With respect to the full information condition, no differences in solution rates were expected. Indeed, regardless of group and candidate affiliation, it was expected that groups in the full information condition would outperform those in the hidden profile condition (i.e., a replication of the classic hidden profile finding; Lu et al., 2012).
In sum, this research investigated the extent to which different information environments impacted decision accuracy in homogeneous partisan groups. In addition, the specific mechanisms responsible for eventual group-level decisions were also explored. Ultimately, such an investigation was expected to inform the recent and growing literature that documents the effects of partisan discussion and group structure on attitude strength and preference formation (see Druckman, Levendusky, & McLain, 2018; Klar, 2014; Klar & Shmargad, 2017; Levendusky, Druckman, & McLain, 2016; Robison, Leeper, & Druckman, 2018).
Method
Participants
This study was conducted at a large Midwestern university, and a convenience sample of undergraduate students from a participant pool volunteered in exchange for course credit. Based on the results of an online political party screener item, students were scheduled to come into the laboratory. In total, 30 three-person groups participated in the experiment (n = 90), with 15 groups composed of members identifying as Democratic or Democratic-leaning (10 hidden profile groups, five full information groups) and 15 groups composed of members identifying as Republican or Republican-leaning (10 hidden profile groups, five full information groups).
Design
This experiment employed a 2 (Republican vs. Democratic group) × 2 (hidden profile vs. full information) × 2 (Liberal as optimal solution vs. Conservative as optimal solution) mixed design. The political affiliation and profile inductions were independent-groups factors; the optimal solution factor was a repeated measure.

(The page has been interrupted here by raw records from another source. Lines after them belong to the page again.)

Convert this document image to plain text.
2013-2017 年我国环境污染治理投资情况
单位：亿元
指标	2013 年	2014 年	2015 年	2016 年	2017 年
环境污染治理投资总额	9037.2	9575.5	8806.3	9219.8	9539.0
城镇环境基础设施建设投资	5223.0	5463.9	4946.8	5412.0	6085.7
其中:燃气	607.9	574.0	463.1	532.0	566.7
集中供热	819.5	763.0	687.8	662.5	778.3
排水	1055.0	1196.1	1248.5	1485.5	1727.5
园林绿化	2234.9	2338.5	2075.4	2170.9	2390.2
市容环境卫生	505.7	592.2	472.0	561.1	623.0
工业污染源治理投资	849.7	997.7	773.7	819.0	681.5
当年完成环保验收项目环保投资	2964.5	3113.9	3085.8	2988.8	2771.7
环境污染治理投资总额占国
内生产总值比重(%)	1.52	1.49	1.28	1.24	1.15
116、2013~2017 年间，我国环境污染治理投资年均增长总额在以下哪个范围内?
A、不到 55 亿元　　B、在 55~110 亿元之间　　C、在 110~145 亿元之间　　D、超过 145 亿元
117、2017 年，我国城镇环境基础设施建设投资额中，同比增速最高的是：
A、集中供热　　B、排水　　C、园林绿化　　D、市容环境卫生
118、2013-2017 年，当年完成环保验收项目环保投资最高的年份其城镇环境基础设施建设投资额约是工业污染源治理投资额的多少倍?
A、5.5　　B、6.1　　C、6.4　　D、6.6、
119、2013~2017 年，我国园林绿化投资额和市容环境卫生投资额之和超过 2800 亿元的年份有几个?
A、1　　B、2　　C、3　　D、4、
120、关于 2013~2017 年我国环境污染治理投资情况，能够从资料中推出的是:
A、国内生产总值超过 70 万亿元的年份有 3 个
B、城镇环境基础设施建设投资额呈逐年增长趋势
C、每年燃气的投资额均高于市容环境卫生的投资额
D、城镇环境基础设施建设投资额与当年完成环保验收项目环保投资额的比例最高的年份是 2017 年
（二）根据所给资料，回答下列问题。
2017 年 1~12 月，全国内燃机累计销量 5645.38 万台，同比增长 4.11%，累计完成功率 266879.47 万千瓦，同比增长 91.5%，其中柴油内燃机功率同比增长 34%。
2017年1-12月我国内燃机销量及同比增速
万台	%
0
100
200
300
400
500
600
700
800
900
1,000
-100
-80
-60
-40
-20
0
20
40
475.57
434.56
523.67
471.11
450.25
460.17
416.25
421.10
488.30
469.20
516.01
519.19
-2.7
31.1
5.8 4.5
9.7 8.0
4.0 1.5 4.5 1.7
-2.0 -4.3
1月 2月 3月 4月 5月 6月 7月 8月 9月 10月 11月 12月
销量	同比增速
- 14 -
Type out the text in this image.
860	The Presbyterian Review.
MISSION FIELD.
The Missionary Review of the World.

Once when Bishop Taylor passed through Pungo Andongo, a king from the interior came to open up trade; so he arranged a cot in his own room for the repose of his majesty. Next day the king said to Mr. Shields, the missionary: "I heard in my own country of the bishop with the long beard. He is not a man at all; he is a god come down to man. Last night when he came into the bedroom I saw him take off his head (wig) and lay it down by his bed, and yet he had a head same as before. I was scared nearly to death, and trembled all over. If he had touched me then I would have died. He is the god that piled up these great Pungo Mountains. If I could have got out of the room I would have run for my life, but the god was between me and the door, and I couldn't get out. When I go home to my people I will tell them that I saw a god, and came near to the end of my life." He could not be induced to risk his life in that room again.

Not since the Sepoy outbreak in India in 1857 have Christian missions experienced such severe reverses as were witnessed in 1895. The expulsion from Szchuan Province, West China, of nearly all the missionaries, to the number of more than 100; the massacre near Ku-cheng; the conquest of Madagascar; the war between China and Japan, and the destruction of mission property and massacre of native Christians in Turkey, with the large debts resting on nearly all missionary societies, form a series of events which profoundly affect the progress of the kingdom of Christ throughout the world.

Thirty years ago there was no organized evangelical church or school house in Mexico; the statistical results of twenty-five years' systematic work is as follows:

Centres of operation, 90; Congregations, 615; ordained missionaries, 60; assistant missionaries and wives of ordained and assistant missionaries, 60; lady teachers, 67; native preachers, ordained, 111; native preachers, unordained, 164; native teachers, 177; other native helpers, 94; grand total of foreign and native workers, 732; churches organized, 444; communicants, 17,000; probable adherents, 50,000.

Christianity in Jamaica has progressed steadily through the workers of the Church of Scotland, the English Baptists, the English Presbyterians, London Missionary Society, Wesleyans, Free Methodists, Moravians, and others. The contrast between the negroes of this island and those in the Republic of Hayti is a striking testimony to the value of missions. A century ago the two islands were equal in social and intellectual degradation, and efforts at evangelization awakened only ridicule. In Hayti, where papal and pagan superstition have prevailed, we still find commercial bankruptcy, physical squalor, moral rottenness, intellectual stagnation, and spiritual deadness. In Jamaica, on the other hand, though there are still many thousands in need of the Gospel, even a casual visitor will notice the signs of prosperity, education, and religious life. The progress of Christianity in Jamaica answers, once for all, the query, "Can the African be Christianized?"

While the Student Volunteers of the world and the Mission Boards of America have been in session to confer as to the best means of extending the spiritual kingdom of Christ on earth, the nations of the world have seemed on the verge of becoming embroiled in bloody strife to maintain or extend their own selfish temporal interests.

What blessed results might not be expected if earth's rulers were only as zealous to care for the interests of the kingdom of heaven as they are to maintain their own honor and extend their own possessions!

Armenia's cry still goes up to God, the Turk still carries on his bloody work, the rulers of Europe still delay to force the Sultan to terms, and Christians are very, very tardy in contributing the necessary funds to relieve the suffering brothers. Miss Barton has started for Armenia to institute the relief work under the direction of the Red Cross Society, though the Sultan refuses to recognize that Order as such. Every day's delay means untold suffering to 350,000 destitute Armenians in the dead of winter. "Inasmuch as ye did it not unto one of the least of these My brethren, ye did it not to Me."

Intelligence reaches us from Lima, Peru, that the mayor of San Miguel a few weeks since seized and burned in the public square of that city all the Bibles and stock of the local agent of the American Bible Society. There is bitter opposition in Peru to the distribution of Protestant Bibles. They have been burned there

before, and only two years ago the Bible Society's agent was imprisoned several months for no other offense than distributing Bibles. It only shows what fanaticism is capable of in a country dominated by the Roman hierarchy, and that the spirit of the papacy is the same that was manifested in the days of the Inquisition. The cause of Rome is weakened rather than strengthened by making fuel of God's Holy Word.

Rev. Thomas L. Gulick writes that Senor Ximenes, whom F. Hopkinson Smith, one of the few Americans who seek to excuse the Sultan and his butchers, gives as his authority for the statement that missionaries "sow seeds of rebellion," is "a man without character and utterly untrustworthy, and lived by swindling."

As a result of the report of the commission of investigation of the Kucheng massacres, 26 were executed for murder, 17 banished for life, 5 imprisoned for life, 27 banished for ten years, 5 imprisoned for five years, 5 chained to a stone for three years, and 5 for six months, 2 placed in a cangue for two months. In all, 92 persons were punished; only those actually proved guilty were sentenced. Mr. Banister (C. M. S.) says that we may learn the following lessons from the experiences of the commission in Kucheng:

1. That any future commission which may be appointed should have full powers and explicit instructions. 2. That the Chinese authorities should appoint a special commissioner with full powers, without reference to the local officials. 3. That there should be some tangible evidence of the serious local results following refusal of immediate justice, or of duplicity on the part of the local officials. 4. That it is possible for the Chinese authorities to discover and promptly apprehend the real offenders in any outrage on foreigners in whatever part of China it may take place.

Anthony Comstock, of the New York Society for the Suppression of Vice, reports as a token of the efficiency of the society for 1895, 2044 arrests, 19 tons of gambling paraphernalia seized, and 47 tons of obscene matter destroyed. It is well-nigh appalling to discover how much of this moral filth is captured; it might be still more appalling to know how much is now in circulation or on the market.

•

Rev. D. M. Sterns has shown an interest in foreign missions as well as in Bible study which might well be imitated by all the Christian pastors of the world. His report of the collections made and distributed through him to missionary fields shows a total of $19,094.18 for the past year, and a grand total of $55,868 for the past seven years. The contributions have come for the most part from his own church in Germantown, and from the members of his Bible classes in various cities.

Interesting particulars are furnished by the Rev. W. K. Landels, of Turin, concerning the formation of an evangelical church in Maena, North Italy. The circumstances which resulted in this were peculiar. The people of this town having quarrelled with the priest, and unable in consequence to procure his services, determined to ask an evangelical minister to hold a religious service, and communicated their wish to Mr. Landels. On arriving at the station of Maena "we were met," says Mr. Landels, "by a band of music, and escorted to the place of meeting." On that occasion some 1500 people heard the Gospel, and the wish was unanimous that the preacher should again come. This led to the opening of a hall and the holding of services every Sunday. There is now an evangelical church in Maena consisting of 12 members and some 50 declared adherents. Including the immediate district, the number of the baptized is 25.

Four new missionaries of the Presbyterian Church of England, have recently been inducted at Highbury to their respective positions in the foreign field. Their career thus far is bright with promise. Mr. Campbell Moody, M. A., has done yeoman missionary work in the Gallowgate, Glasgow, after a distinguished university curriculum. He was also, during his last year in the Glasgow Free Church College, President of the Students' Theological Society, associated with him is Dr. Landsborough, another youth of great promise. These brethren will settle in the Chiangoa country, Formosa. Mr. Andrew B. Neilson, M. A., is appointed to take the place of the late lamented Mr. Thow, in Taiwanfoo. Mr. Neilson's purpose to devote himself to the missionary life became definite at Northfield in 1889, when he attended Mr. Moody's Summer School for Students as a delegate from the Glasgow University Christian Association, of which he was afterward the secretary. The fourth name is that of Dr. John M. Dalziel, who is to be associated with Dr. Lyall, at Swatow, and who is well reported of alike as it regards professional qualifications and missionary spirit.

The profile narratives used in both hidden profile and full information conditions contained two alternative profiles (i.e., Candidates A and B for an electable Federal political office). Each of the hypothetical candidates had 14 pieces of information describing them, some positively and some negatively valenced (see Table 2).
Distribution of Information.
Note. At the group level, the correct answer is always Candidate A. As described in the Method section, the political ideology of Candidate A was counterbalanced across group discussions.
In the full information conditions, participants received all information about each candidate. In the hidden profile condition, each participant received eight information items, three of which were unshared and five of which were shared. The information distribution was such that, if all information was pooled, one candidate would emerge as the optimal candidate (i.e., nine positive attributes and five negative attributes) when compared with the other candidate (i.e., five positive attributes and nine negative attributes). Profiles were constructed to bias each group member toward the suboptimal candidate. Two pilot studies were implemented to produce these profiles.
Pilot Studies
In producing both candidate profiles, an initial pilot study (n = 127) evaluated the favorability of 25 pairs of characteristics associated with politicians or political behavior. Each pair was composed of a positive characteristic and its polar opposite (e.g., effective vs. ineffective leadership), meaning participants assessed a total of 50 different characteristics. One-sample t tests against the midpoint of the scale (3) produced a set of characteristics that were perceived as being either significantly positive or significantly negative (p < .05). In all, 14 positive attributes and 14 negative attributes were extrapolated from the list of 50 to create the experimental materials. For example, a negative piece of information was, “while working in these positions Candidate A has been criticized for engaging in unethical behavior at times,” whereas a positive piece of information was, “in past positions Candidate A has spearheaded initiatives that have demonstrated effective managerial skills.”
A second pilot study (n = 131) assessed whether or not the hidden profile and full information materials were biasing subjects in the intended direction. In the main, subjects generally picked Candidate B (suboptimal alternative) when assessing hidden profile materials, and, conversely, generally picked Candidate A (optimal solution) when examining full information profiles, χ2(1, N = 90) = 12.44, p < .001, r = .37. Moreover, this pattern of results emerged in the data regardless of whether Candidates A or B were labeled as either Conservative or Liberal (for both hidden profile and full information profiles). Thus, the creation of both candidate profiles was deemed a success. For verbatim candidate profiles, contact the first author.
Experimental Procedure
When participants arrived at the laboratory, they were greeted by the experimenter who verified that each participant was the correct group member by confirming participant name, sex, and party identification. Of note, the confirmation of party identification, which occurred individually, was expected to prime political party affiliation (cf. Forster & Liberman, 2007). Thus, unless group members disclosed their political affiliations, group members were initially unaware of each other’s political affiliations.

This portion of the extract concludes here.